— Готовый?
— Готовенький. Обоссался со страху.
— Давай ее сюда!
Меня втащили в домик и уложили на расшатанную скрипящую кровать.
Черт, я даже не пыталась вырваться, потому что парни знали, КАК надо держать.
С равнодушными лицами меня обыскали, вынимая все, что я приготовила для специальных случаев — и кастет, и иглу с сонным ядом, и по-настоящему действенный газовый баллончик, и пакетик с ядовитыми капсулами, и леску-удавку, и три двенадцатигранника. Не нашли только те три капсулы, что я предусмотрительно рассовала по тайным кармашкам в одежде.
— Да это Ведьма! — увидев гадальные кости, сказал старший из троих приехавших, расписной удалец лет двадцати восьми, с золотыми зубами, весь дорогой, напряженный и очень опасный. — Мне ее Дядя описал.
— Алексей Никитич? — переспросил маленький ублюдок. — Он что, сам не приедет?
— Нет, занят, — ответил удалец, который скорее всего и был тем самым Племянником.
— Что с ней делать? — спросил старший из собачьих охранников.
Мужчина поглядел на меня с задумчивым, пренебрежительным равнодушием.
— Я же предупреждал, Таня, — произнес он вкрадчиво, и я только теперь узнала его голос, — не лезь в наше корыто. Здесь воняет. А теперь ты не только нанюхаешься. — Он обернулся к старшему. — В вольер, вместе с Косым.
Идите выгрузите. Чтоб к утру и следов не осталось.
До меня медленно доходил смысл сказанного, пока хлопали дверцы машины и стихал звук мотора.
Все это время парни стояли не двигаясь. Затем мужчина обернулся ко мне, ухмыльнулся нехорошей улыбкой и кивнул своим молодчикам.
— Ну что, ребята, начали, — бесстрастно проронил старший.
Первый из парней методично и бесстрастно содрал с меня одежду, порвал трусики, раздвинул ноги, которые держал второй, тут же вошел в меня — я вздрогнула от боли, стиснула зубы — и столь же методично продолжал.
Я лежала замерев, пытаясь расслабиться, сдержать растущую ненависть и протест, еле удерживая ноги от того, чтобы дернуться и резко распрямиться прямо ему между ног.
Стараясь не обращать внимания на боль, я, не сопротивляясь, искала выход. И не находила его.
Вольер. Бешеные голодные псы. Я и какой-то Косой.
Лишь прошептала «не надо…», когда меня поворачивали спиной специально для маленького ублюдка, но относилось это не к его потугам…
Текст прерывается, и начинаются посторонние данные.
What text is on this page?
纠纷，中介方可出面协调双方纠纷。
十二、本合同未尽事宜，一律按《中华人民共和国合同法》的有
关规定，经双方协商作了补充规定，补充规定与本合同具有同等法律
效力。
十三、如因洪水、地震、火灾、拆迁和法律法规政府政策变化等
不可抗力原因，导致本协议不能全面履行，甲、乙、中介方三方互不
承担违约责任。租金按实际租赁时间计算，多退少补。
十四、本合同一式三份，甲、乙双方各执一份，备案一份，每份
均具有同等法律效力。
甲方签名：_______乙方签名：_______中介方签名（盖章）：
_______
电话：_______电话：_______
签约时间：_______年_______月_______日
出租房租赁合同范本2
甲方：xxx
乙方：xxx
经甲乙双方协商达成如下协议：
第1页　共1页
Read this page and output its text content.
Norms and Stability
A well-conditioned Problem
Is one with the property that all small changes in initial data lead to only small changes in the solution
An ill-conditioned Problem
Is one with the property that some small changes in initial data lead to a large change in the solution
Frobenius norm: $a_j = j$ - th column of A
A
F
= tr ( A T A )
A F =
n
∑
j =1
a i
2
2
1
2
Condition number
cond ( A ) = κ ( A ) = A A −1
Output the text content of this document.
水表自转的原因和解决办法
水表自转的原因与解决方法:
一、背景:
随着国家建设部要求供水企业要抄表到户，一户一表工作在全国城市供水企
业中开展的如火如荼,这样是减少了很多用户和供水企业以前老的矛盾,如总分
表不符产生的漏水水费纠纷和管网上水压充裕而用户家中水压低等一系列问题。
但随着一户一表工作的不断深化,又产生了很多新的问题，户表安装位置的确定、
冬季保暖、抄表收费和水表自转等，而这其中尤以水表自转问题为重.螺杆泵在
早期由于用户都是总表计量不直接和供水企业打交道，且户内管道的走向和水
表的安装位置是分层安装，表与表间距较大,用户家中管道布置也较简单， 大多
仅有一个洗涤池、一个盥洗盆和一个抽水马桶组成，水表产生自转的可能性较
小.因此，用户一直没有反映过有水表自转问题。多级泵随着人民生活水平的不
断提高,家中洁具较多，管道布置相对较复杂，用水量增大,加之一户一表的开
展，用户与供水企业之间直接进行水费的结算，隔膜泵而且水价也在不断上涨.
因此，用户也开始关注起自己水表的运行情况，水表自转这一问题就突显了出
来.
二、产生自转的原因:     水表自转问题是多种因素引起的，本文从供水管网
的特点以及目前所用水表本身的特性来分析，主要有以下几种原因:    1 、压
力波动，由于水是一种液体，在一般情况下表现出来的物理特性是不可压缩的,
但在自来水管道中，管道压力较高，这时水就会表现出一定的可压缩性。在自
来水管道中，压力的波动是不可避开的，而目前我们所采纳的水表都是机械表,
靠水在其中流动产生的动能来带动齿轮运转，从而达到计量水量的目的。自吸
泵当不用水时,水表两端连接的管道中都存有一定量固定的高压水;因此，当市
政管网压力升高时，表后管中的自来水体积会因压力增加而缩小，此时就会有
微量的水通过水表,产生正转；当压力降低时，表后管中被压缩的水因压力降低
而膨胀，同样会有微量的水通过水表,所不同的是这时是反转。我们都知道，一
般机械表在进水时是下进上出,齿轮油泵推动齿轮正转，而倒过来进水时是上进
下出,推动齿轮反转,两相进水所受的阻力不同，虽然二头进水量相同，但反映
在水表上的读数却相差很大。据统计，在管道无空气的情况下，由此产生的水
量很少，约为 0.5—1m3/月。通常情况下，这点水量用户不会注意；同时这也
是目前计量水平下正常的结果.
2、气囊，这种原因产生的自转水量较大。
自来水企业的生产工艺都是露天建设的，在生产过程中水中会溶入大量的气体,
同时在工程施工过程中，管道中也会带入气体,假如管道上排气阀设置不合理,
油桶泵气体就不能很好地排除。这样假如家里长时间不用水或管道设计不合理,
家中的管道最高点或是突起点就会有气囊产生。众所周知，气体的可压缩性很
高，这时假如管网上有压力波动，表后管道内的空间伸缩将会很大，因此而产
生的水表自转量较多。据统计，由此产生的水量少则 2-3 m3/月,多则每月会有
Они даже отпустили меня, похлопав по ягодице — «за послушание», и не стали завязывать рот липкой лентой, как таращившемуся на нас связанному Косому — грузному мужчине лет сорока с глазами, полными ужаса.
Мне дали набросить на себя мою куртку и надеть штаны.
Я прижала руки к животу, который горел изнутри, словно ободранная напильником рана, и послушно поплелась за ними.
У самого стола не выдержала, упала. Меня пнули, с руганью велели подняться. Помогли, обхватили, резко дернули вверх;
Поднимаясь, я ухватилась за кромку стола, качнулась и нащупала иглу, небрежно брошенную в сторонке от изъятых у меня вещей. Пьяным движением ухватила ее и поплелась дальше, прижимая к низу живота.
В холодной ночной темноте спрятала иглу, проколов, словно булавкой, штанину.
Нас подвели к бетонному приземистому зданию с железной дверью.
Мужчина что-то мычал, пытался сказать.
Парни не отвечали.
Старший открыл дверь. Косого швырнули вперед, его тело с глухим стуком ударилось о земляной пол.
— Не надо!.. — слабо взмолилась я, хватая их за одежду.
Они молча отворачивались, не очень решительно подталкивая вперед.